A couple weeks ago, I wrote about critique partners and beta readers. One further category of note that has become much more visible recently is sensitivity readers.
What does a sensitivity reader do?
A sensitivity reader's job is to help identify instances of bias in your writing, particularly if you are writing characters of a culture, race, or other group of people to which you do not belong. Even if you do your research, you may put internalized bias onto the page when you write outside of your own experience. The sensitivity reader role exists to find that bias and help you eliminate it.
Where should you look for sensitivity readers?
Unlike critique partners and beta readers, sensitivity reading is best left to professionals. They have been trained to seek out specific language and critically examine the way you as a writer have portrayed your story. There are databases available for searching for a sensitivity reader of a particular group, and many are on social media sites like Twitter and have their own websites. You will most likely have to pay for their services, either by the hour or a flat fee for the manuscript. Keep in mind, you will probably need more than one sensitivity reader, just as you will need more than one critique partner. One person's experience as, say, a Chinese-American woman is not the same as another's. Having multiple perspectives can only help your work.
If you choose to employ a sensitivity reader, be open to their feedback. Some prior sensitivity readers cite pushback from writers as the reason they left their jobs. Remember that their feedback is meant to help you. It's hard to turn over your work to someone who, it seems, is looking for flaws in your work.
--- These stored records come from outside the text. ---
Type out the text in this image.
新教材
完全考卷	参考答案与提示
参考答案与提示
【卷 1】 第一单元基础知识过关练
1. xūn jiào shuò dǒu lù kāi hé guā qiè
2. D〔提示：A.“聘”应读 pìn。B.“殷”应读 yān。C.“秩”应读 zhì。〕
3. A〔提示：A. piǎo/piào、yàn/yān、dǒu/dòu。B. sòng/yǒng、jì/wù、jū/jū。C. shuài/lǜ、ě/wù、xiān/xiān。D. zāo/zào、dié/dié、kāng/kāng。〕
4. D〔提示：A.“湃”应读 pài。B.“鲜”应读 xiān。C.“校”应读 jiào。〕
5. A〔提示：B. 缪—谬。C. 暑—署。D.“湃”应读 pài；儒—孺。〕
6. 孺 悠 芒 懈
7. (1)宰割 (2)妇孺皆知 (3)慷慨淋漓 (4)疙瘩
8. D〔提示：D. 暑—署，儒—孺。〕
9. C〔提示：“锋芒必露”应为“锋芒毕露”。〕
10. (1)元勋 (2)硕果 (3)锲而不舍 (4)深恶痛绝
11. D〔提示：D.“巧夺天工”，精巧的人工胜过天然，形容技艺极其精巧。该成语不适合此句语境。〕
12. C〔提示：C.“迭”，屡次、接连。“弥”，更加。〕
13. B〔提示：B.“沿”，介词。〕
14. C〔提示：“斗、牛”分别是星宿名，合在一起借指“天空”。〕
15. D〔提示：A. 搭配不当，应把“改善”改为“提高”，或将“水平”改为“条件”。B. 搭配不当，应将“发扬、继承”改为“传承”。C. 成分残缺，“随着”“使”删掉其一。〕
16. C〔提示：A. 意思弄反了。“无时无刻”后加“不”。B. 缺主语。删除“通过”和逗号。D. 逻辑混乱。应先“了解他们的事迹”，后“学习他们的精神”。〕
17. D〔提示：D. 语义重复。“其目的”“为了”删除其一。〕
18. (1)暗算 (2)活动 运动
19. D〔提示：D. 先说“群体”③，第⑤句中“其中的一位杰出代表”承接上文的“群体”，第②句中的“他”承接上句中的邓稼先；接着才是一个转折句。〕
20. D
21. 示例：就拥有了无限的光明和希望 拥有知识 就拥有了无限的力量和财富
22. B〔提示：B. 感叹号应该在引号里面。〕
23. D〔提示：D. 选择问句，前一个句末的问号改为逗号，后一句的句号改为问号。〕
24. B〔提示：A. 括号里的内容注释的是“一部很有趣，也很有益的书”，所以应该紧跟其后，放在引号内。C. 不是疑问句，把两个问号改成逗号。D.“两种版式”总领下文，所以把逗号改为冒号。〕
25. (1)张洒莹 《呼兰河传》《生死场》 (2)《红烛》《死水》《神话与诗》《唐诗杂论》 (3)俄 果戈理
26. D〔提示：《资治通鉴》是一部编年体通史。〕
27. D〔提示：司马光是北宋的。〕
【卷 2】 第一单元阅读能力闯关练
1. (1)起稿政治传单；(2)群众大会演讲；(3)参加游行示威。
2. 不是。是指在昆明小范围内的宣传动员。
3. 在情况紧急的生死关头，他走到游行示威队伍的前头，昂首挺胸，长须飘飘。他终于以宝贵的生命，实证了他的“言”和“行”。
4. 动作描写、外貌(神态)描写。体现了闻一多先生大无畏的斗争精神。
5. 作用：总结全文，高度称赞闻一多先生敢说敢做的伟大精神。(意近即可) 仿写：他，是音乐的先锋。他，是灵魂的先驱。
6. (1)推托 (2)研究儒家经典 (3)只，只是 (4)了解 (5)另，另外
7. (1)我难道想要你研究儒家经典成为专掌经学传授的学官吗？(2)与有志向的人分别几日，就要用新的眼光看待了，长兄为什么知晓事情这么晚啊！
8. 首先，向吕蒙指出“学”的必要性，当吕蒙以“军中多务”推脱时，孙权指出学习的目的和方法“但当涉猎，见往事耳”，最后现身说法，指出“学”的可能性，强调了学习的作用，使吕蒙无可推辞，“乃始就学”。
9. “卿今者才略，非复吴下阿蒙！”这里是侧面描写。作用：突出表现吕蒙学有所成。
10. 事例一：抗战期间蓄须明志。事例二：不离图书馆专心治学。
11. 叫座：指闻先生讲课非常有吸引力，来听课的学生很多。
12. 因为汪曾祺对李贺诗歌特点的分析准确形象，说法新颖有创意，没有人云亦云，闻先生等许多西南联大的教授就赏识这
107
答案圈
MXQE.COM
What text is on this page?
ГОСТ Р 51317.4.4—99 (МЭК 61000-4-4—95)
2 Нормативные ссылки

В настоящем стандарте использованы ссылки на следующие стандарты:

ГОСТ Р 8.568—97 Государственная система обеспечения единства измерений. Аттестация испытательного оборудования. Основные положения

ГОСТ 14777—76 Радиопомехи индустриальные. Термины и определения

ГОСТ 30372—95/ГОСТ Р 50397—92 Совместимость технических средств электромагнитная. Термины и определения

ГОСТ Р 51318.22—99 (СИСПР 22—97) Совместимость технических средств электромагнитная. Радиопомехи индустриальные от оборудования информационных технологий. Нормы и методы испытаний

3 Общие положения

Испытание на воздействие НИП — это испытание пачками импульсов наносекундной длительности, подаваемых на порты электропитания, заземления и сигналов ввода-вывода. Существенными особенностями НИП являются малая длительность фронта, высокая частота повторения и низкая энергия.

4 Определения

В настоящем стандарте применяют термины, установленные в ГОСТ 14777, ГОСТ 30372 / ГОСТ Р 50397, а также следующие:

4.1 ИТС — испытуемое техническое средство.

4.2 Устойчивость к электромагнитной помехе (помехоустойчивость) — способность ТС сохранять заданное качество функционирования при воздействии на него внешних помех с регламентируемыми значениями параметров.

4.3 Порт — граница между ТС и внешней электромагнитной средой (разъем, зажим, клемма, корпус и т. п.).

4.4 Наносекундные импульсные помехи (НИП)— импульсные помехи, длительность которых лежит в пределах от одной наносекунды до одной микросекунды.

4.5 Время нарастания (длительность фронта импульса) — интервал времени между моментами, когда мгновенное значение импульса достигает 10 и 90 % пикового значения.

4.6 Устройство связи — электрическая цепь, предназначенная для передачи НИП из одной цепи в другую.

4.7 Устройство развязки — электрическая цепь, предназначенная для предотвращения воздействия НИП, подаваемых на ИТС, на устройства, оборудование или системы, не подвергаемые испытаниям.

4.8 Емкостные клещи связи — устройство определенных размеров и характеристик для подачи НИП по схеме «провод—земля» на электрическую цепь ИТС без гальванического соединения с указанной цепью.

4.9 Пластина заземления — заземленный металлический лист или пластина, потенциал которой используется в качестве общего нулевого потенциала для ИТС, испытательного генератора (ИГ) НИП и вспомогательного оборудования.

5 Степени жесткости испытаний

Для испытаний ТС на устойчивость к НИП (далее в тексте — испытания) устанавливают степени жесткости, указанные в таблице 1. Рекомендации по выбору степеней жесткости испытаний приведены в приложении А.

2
But that's just what everyone else looking at your manuscript is doing. Just as a critique partner seeks out the issues with your plot or worldbuilding, a good sensitivity reader looks for problematic language as well, just with a different goal in mind.
Isn't sensitivity reading the same as censorship?
Sensitivity reading is not censorship. Censorship is telling someone that they can't write something, point blank. Sensitivity readers aren't likely to come right out and say that you can't describe a character's physical characteristics in a certain way; they're more likely to ask if you've done your research, thought about the way your phrasing will affect the story and the perception of the character, explored other options to write the same thing in a way that isn't cliche or damaging. It's a role meant to help you be responsible with your words, not to stop you from writing them.
Now go forth and be prolific - but do your research.